Overall, three of the so-called BRIC countries – Brazil, Russia and China – have seen slowing chocolate consumption trends. Researchers say most of the chocolate slowdown has occurred in the last two years due to macro-economic headwinds.
Euromonitor's forecast was revised recently for Brazil and Russia's chocolate volume sales. For Brazil, the researcher expects volume sales to be between 3 percent and 12 percent lower by 2020 than its earlier forecasts, reflecting household consumption levels falling while the local economy slows.
As for Russia, it sees the outlook as "uncertain." The outlook will depend on how it recovers from its economic slowdown, with volume sales possibly 13 percent lower in 2020 in a pessimistic scenario, or 5 percent higher given an optimistic one.
Even India, the second-most populous country, has seen weakness in the chocolate category. Major Western food brands have invested heavily in India's market, including Nestle and Cadbury, among others.
Experts suggest the success of India's chocolate market will ultimately depend on affordability.
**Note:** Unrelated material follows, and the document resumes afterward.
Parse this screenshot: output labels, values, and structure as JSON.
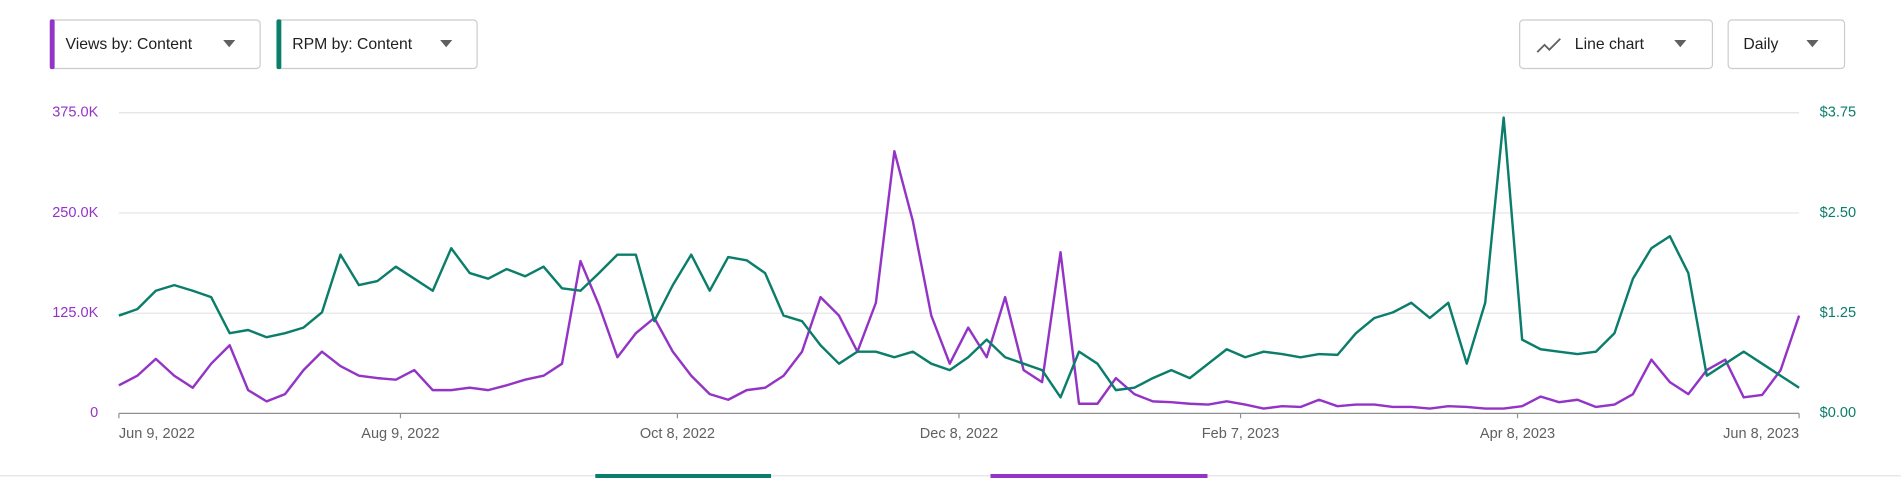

Chocolate that might be affordable to urban consumers may be out of reach to the population in rural areas, where incomes tend to be lower.
In part, India's recent softness can be traced to headwinds the local market faced last year when a national food regulator made changes on labeling, quality and the way products are imported into the Asian nation.
"A lot of companies had to stop selling products in India for a couple of months last year," said Jack Skelly, an analyst for Euromonitor in London. "That had to do with a change in regulation. That is a temporary blip."
India's actions covered such things as organics and genetically modified ingredients. The end result was some food companies were ordered to withdraw products and others made recipe changes or shelved new launches.
To be clear, not all emerging markets are struggling as growth is considered attractive in Mexico and Indonesia, according to Euromonitor. Some confectionery companies such as Mondelez have moved production from the U.S. to Mexico, where labor is cheaper.
"These remain nascent markets for chocolate, where distribution is increasing and the product grows more affordable," Euromonitor said.